There are four capital gains tax (CGT) concessions available for small businesses. The concessions reduce the capital gain on business assets that must be included in a taxpayer’s assessable income.
The four concessions are: small business 15-year exemption, active asset, small business 50% active asset reduction, small business retirement exemption, and small business rollover.
The small business retirement exemption concession can exempt a capital gain on a business asset up to a lifetime retirement exemption limit of $500,000. An individual’s $500,000 limit is reduced by any previous amounts they have chosen to be exempt under the retirement exemption.
To qualify for this exemption the basic conditions that apply to all the CGT small business concessions must be met. These include that the taxpayer is either a small business entity (i.e. turnover less than $2 million, or has net assets less than $6 million).
If you are under 55 years old just before you choose the retirement exemption, then the exempt amount (which is the amount chosen to be exempt so it’s not taxable) needs to be contributed into a complying superannuation fund.
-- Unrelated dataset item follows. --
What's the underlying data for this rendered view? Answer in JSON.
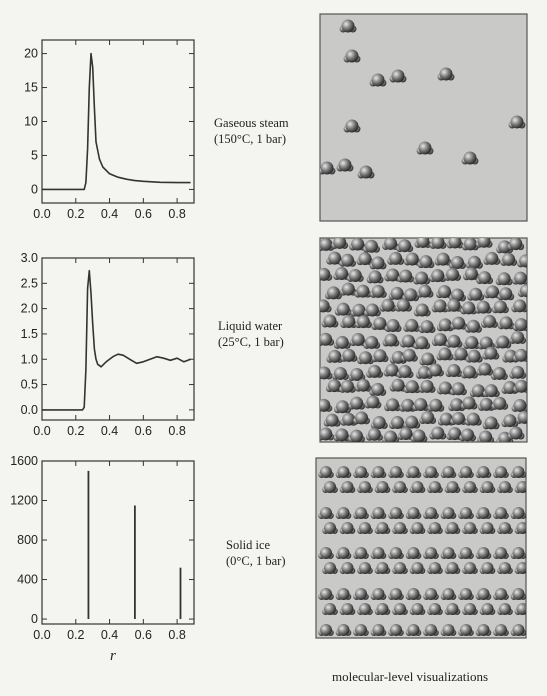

The exempt amount must be contributed to the complying super fund prior to the date the tax return that includes the capital gain is lodged with the ATO.
If you are aged 55 or more just before choosing to apply the retirement exemption, then the exempt proceeds do not need to be paid into a superannuation fund.
When applying this CGT small business retirement exemption it is not necessary to actually retire or have any intention to retire.